When my mother’s health was failing, she moved to a retirement facility close to my home. The move gave us more time together and made it easier for me to help her. We both knew she was running out of days.

Whenever she expressed a desire for something, I did my best to get it for her. Often I was successful; sometimes not. The “farmer cheese” she remembered from her childhood in New York City, was not to be found in North Carolina. Trust me!

One day she asked for matzo ball soup. Uh oh! This dish of tender matzo balls floating in chicken soup has been the litmus test of cooking skill for Jewish brides for generations.

The matzo balls must be light and fluffy and thoroughly cooked. When not done skillfully, the soup tastes greasy from too much chicken fat and the matzo balls have the taste and consistency of lead.

Mom was a master of the art. I had never tried this challenge and was not about to.

I telephoned the only Jewish-style deli in the area to inquire if matzo ball soup was on their menu. Hallelujah it was! I bundled Mom into the car and we set off. My fingers were crossed - would this commercial soup be up to her standard?

It was delicious! The fragrant golden soup with the feather light matzo balls was as wonderful as Mom’s own.

She called the waitress to our table. “Please convey my appreciation to your cook,” she said. “I have made matzo ball soup many times and this is excellent!”

The waitress smiled. “I will do that. He will be pleased to hear the compliment.” Then she added, “You know, he’s from Nigeria!”

[INVITATION: All elders, 50 and older, are welcome to submit stories for this blog. They can be fiction, non-fiction, poetry, memoir, etc. Please read instructions for submitting.]

Posted by Ronni Bennett at 05:30 AM | Permalink | Email this post


Wonderful story. The matzo balls in our family always had a slightly chewy texture. The first time I tasted a "feather light" one, it didn't seem real.
Maybe that's the reason we always needed an extra bit of soup because it always ran out before the matzo balls were finished.

Maybe the cook had a Jewish mother or grandmother on the kitchen! It could be....in any case, glad to hear your Mom got her soup just the way she wNted it. Nothing makes us happier than a taste of home.
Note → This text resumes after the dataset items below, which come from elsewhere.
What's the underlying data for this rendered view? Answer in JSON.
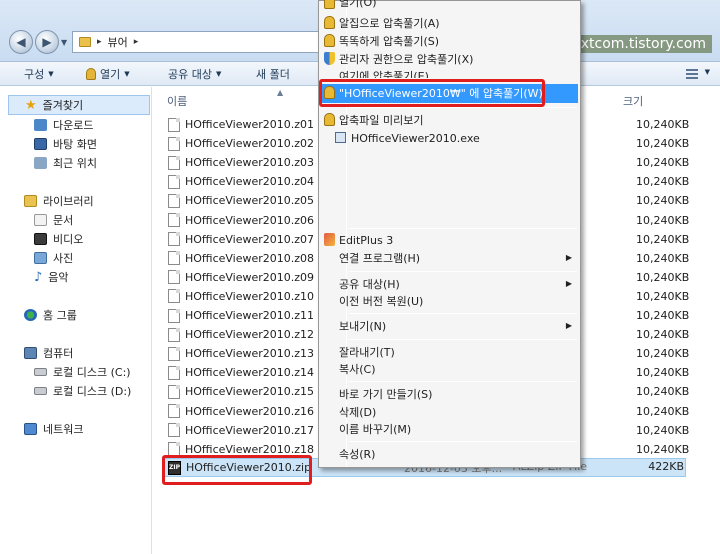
{
  "window": {
    "breadcrumb": "뷰어",
    "watermark": "http://nextcom.tistory.com"
  },
  "toolbar": {
    "organize": "구성",
    "open": "열기",
    "share": "공유 대상",
    "new_folder": "새 폴더"
  },
  "sidebar": {
    "favorites": "즐겨찾기",
    "downloads": "다운로드",
    "desktop": "바탕 화면",
    "recent": "최근 위치",
    "libraries": "라이브러리",
    "documents": "문서",
    "videos": "비디오",
    "pictures": "사진",
    "music": "음악",
    "homegroup": "홈 그룹",
    "computer": "컴퓨터",
    "drive_c": "로컬 디스크 (C:)",
    "drive_d": "로컬 디스크 (D:)",
    "network": "네트워크"
  },
  "list": {
    "col_name": "이름",
    "col_size": "크기",
    "files": [
      {
        "name": "HOfficeViewer2010.z01",
        "size": "10,240KB"
      },
      {
        "name": "HOfficeViewer2010.z02",
        "size": "10,240KB"
      },
      {
        "name": "HOfficeViewer2010.z03",
        "size": "10,240KB"
      },
      {
        "name": "HOfficeViewer2010.z04",
        "size": "10,240KB"
      },
      {
        "name": "HOfficeViewer2010.z05",
        "size": "10,240KB"
      },
      {
        "name": "HOfficeViewer2010.z06",
        "size": "10,240KB"
      },
      {
        "name": "HOfficeViewer2010.z07",
        "size": "10,240KB"
      },
      {
        "name": "HOfficeViewer2010.z08",
        "size": "10,240KB"
      },
      {
        "name": "HOfficeViewer2010.z09",
        "size": "10,240KB"
      },
      {
        "name": "HOfficeViewer2010.z10",
        "size": "10,240KB"
      },
      {
        "name": "HOfficeViewer2010.z11",
        "size": "10,240KB"
      },
      {
        "name": "HOfficeViewer2010.z12",
        "size": "10,240KB"
      },
      {
        "name": "HOfficeViewer2010.z13",
        "size": "10,240KB"
      },
      {
        "name": "HOfficeViewer2010.z14",
        "size": "10,240KB"
      },
      {
        "name": "HOfficeViewer2010.z15",
        "size": "10,240KB"
      },
      {
        "name": "HOfficeViewer2010.z16",
        "size": "10,240KB"
      },
      {
        "name": "HOfficeViewer2010.z17",
        "size": "10,240KB"
      },
      {
        "name": "HOfficeViewer2010.z18",
        "size": "10,240KB"
      }
    ],
    "zip": {
      "name": "HOfficeViewer2010.zip",
      "date": "2016-12-03 오후...",
      "type": "ALZip ZIP File",
      "size": "422KB"
    }
  },
  "menu": {
    "partial_top": "열기(O)",
    "extract_here_alzip": "알집으로 압축풀기(A)",
    "smart_extract": "똑똑하게 압축풀기(S)",
    "admin_extract": "관리자 권한으로 압축풀기(X)",
    "extract_here": "여기에 압축풀기(E)",
    "extract_folder": "\"HOfficeViewer2010₩\" 에 압축풀기(W)",
    "preview": "압축파일 미리보기",
    "preview_file": "HOfficeViewer2010.exe",
    "editplus": "EditPlus 3",
    "open_with": "연결 프로그램(H)",
    "share_with": "공유 대상(H)",
    "restore_previous": "이전 버전 복원(U)",
    "send_to": "보내기(N)",
    "cut": "잘라내기(T)",
    "copy": "복사(C)",
    "create_shortcut": "바로 가기 만들기(S)",
    "delete": "삭제(D)",
    "rename": "이름 바꾸기(M)",
    "properties": "속성(R)"
  }
}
Trudi,I loved the story and laughed out loud at the conclusion. It was funny and unexpected and yet--in today's world--it makes prefect sense.

A neat story! I love your style.

Wonderfully told story.
Thanks for sharing.

Wonderful ending! I hadn't expected it. Funny how things like that just happen. Thank you for relating it to us.

Wonderful! Not at all like the experience I had ordering a Chicken Caesar in Zimbabwe. Well, it was on the menu, for Pete's sakes.

The wonders of our multicultural environments - long may they continue to thrive.